Bright Wings

Because the Holy Ghost over the bent World broods with warm breast and with Ah! Bright Wings.

July 15, 2010

Part V: Why Bother?

OK, Pastor Paul here with my next to last blog post on God’s Sovereignty.  I am in eager anticipation that the rightful owner of this domain will appear on the scene shortly, updating us on his three month tour of Europe, Scandinavia, and the Sub-Continent.

The reality is that in our day and time, even among Christians, these sorts of literary missives regarding the truth or untruth of God’s sovereignty is more likely to be met with a yawn versus a debate.  This is because we think that such arguments and discussions are obtuse, irrelevant, divisive, and disconnected from the realities of our lives.  However, nothing could be further from the truth.  As the evangelical church has increasingly embraced a lowest common denominator sort of theology over the last 40 years, there has been a corresponding increase in the church of shallowness, public scandal, false teaching, diminished influence, and a water-downed gospel that has lost its power.  I will talk next week about why embracing a fully-orbed worldview of God’s sovereignty is so crucial to holding on to missions, evangelism, prayer, assurance of salvation, and the gospel itself.  For now, let me say two things to motivate you to jump into the theological fray.

First, there might be a temptation for us to say that we need to “major on the majors and minor on the minors”, meaning that our beliefs about election and predestination are not “major” issues and thus should be benignly neglected because they aren’t affirmed by all Christians.  This is a tragic mistake, because we see election and predestination on almost every page of Scripture, from Abraham’s call to follow God from his pagan ways in Ur to Moses’ rescue as a murderer tending sheep in the wilderness to Paul’s sovereign and dramatic conversion on the road to Damascus.  Election is clearly NOT a minor doctrine in Scripture; Paul, Peter, and the other apostles write extensively about it because election is the heart of the gospel.  “While we were yet sinners, Christ died for us”; the gospel is the story of God seeking out and saving sinners who otherwise would have nothing to do with but by His sovereign grace. 

When we neglect pursuing a robust view of God’s sovereignty, there is something in our worldview and psyche that suffers as a result.  Over time we come to perceive of ourselves as in control of our lives, masters of our domains, autonomous, free, and pursuing our own destinies.  This works fine as long as life is good, but when life is hard, difficult, and full of suffering (which it is and will be), the worldview we have constructed for ourselves comes crashing down.  This happens to churches when they rely on powerful people or personalities to hold these things together, but when those people fail, get sick, leave, or die, which they will, there has to be a center upon which we stand, and that center better be God.  We lose that center when we lose God’s sovereignty.

The second thing that should motivate us to engage theologically regards a refrain we often hear today: we don’t need creeds, statements of faith, propositions, or anything else to know God; we just need to love Jesus.  The problem with this line of thinking is, “which Jesus?”  Who is He; what’s He like; what has He done; why should we love Him?  Here’s an illustration: if you are married, and assuming that you did not get married on a blind date, you most certainly did a careful study on your future spouse.  Think of all the things, ladies, your future man had to answer before you made that momentous decision to roll with him.

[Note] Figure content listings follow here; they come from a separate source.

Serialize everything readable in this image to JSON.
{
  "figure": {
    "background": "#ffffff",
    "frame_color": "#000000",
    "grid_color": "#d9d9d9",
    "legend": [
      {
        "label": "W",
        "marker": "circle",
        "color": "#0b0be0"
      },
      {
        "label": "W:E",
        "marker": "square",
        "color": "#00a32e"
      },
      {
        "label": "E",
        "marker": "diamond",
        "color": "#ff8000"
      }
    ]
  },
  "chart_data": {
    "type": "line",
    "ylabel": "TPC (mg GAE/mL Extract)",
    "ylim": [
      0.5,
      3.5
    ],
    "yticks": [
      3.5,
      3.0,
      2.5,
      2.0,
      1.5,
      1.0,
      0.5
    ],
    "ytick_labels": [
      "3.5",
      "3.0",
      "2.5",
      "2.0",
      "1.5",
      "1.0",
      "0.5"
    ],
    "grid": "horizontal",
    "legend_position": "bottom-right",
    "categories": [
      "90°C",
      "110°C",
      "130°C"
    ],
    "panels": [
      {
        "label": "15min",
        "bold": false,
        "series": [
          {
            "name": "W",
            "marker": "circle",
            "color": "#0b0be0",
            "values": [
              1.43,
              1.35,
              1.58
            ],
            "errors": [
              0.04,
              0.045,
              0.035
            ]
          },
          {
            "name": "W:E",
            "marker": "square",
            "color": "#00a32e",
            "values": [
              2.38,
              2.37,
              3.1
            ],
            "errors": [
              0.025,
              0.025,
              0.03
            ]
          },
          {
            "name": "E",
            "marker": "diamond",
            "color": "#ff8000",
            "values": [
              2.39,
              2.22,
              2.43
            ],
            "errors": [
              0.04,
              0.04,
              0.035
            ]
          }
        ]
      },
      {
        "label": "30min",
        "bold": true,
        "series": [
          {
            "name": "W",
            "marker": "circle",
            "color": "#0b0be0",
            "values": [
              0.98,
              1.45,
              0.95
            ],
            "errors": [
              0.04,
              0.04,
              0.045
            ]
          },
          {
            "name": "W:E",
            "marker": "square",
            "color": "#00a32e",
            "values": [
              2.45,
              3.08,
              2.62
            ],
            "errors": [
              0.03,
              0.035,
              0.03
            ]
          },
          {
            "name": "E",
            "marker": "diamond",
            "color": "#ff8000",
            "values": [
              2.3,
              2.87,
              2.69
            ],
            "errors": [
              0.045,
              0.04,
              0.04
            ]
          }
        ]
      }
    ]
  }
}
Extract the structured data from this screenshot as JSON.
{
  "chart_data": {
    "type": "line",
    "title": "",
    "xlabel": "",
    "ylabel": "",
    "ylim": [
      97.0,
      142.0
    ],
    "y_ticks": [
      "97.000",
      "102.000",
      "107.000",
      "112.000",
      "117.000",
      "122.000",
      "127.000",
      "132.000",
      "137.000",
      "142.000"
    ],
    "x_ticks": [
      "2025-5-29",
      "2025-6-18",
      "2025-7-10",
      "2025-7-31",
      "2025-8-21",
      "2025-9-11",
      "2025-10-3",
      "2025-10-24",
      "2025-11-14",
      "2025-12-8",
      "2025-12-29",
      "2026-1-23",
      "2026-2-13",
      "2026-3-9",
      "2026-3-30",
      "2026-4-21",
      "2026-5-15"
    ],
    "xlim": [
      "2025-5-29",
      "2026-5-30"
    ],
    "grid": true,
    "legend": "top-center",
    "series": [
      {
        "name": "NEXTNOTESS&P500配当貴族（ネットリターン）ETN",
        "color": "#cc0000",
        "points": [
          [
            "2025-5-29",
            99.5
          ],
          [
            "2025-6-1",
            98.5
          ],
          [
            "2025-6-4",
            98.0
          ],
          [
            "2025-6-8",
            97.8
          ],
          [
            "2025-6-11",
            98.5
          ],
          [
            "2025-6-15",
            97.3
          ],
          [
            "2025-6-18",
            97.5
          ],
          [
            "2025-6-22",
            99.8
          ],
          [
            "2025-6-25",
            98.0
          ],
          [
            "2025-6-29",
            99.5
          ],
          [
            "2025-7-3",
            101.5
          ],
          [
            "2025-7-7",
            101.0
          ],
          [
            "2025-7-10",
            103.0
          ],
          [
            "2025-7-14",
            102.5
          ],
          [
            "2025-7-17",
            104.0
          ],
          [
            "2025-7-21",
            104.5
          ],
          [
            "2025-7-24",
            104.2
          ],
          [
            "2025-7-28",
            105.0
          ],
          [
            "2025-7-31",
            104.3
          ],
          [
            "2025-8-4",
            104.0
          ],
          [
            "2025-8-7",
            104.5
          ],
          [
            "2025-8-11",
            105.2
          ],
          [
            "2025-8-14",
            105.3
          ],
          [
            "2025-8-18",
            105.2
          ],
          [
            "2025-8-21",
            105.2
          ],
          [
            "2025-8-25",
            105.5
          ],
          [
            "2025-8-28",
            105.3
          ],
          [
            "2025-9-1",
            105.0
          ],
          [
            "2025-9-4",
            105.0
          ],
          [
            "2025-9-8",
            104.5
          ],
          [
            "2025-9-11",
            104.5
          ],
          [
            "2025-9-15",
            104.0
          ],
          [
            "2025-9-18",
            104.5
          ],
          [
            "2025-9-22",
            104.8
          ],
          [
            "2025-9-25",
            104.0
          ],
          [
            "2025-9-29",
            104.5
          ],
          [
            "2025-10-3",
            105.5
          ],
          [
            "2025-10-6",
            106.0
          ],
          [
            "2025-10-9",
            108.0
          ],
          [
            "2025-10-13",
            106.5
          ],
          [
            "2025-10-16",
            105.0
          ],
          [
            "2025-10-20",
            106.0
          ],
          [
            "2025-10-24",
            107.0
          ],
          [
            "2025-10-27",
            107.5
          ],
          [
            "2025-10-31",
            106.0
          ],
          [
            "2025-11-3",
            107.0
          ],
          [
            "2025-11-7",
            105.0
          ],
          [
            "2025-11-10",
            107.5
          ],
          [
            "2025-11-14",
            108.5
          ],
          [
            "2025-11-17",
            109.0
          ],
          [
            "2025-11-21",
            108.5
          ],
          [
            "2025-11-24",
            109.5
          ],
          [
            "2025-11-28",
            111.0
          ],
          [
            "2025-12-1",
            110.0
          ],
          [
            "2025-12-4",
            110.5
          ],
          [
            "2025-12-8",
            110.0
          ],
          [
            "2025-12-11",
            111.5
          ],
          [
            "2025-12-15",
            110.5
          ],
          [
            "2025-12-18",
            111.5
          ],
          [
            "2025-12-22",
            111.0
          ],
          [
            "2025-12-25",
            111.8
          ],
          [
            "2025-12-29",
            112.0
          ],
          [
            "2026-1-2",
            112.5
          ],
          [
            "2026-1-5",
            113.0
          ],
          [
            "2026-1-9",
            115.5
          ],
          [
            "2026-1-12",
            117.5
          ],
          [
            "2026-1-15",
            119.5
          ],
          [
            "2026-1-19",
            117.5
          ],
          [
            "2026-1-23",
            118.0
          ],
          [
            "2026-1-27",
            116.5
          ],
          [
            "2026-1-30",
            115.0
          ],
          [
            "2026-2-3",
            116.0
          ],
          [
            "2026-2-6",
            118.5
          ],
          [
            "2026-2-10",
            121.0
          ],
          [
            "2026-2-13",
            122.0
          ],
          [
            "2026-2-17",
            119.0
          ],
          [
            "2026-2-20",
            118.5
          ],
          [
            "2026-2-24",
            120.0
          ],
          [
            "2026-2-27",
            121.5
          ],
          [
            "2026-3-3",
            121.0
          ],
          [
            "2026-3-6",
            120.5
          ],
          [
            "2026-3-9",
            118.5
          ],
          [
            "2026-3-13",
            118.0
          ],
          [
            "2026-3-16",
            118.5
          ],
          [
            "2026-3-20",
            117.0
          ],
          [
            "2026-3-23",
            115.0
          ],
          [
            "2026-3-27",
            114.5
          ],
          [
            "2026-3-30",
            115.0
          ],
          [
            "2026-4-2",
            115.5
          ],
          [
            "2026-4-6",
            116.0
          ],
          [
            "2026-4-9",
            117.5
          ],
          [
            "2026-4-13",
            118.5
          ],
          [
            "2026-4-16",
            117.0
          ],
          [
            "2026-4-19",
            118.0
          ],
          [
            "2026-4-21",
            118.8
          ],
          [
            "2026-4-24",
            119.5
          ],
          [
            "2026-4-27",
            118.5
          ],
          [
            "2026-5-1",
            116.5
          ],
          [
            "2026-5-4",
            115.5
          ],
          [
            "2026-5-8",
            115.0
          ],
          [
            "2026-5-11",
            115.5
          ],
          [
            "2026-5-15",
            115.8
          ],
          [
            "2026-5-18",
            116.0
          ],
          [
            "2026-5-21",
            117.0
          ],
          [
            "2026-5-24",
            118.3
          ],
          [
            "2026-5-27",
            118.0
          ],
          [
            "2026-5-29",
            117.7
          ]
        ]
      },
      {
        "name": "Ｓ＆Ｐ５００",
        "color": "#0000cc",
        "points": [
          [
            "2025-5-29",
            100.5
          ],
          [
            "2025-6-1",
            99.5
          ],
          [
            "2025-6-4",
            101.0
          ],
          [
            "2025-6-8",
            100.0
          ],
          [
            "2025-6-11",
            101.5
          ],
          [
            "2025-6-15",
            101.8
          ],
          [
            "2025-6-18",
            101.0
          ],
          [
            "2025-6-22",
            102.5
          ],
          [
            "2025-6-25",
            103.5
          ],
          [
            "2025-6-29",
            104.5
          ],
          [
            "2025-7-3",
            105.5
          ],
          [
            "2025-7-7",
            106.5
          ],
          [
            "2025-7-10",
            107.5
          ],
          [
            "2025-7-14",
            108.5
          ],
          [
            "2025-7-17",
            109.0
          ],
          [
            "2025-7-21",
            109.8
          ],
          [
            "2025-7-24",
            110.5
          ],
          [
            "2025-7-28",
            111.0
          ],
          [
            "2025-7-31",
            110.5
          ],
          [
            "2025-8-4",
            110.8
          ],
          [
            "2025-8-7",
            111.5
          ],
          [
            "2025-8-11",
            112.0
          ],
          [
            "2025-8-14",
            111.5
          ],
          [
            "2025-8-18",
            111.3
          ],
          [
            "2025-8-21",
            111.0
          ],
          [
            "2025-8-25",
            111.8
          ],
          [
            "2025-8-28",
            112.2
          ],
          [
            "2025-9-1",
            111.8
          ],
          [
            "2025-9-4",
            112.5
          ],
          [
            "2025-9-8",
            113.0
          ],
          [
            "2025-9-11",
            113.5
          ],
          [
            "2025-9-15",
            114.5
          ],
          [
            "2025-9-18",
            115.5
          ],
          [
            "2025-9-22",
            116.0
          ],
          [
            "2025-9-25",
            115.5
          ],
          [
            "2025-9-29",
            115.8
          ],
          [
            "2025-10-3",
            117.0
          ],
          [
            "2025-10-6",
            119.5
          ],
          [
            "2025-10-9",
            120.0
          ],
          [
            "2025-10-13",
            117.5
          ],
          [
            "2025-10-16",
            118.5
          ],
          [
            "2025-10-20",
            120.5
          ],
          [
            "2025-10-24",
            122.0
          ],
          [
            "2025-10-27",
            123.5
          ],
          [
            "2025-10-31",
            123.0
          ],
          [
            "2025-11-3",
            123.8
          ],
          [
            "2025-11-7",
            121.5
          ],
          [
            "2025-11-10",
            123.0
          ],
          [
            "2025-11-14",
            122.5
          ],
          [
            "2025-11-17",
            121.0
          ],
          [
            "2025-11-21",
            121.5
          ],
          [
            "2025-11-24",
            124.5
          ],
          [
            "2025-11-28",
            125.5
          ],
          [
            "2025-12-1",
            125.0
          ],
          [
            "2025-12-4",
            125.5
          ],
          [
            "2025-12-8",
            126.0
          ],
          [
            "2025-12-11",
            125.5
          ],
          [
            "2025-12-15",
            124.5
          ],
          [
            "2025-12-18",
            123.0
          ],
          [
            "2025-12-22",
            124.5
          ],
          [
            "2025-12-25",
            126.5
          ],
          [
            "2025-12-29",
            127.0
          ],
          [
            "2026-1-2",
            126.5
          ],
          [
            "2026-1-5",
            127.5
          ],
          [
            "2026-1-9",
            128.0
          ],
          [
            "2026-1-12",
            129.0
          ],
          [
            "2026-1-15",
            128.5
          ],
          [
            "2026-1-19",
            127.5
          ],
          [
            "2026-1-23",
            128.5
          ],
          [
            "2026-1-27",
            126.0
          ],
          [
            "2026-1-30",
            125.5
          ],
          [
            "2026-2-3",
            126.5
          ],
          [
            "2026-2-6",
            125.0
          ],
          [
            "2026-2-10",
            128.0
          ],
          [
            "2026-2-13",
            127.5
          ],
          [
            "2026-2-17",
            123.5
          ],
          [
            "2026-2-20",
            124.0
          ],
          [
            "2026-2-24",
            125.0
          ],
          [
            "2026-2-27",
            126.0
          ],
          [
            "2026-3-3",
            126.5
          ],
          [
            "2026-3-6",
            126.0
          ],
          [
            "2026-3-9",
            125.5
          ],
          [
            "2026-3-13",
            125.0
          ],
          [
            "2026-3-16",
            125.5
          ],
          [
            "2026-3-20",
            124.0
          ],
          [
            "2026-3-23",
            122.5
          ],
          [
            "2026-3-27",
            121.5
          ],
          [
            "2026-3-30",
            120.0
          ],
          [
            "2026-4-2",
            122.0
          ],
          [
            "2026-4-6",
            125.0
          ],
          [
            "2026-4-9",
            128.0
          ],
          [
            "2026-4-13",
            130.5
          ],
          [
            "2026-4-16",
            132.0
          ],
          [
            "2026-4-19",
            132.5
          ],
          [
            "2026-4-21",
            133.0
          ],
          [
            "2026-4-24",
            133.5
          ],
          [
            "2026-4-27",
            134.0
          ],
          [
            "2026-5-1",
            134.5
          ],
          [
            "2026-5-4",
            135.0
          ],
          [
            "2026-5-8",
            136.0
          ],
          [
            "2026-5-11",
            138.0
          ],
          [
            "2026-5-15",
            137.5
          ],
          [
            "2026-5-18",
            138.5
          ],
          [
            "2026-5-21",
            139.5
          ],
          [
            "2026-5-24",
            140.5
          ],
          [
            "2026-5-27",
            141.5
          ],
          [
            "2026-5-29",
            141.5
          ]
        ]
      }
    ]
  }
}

You studied him: Who is this man? What is he like? What are his values? Does he have a job that makes money? These are all part of the study that takes place in the adventure of love, and it is good.

The Apostle Paul’s confidence in God comes after HIS careful study of God: He knows Him, he knows what He is like, he knows how He works, he knows what God’s highest priority and purpose is.  Paul studies him; that’s what theology IS. Josh Harris, pastor of Covenant Life Church, says that all of us are constantly doing theology.  And he asks and answers this question: do you need doctrine to know God?  “It is absolutely true that information and facts about my daughter can never take the place of actually loving her. But this doesn’t mean I should avoid knowing about her: her character, personality, likes, dislikes, details about her, her gifts, fears, dreams – all are important to me because she is important to me. Facts can never take her place, but I can’t know her without them.”  Is this not the same with Jesus and God?  Doctrine doesn’t take His place, but we can’t know God and relate to Him the right way without it.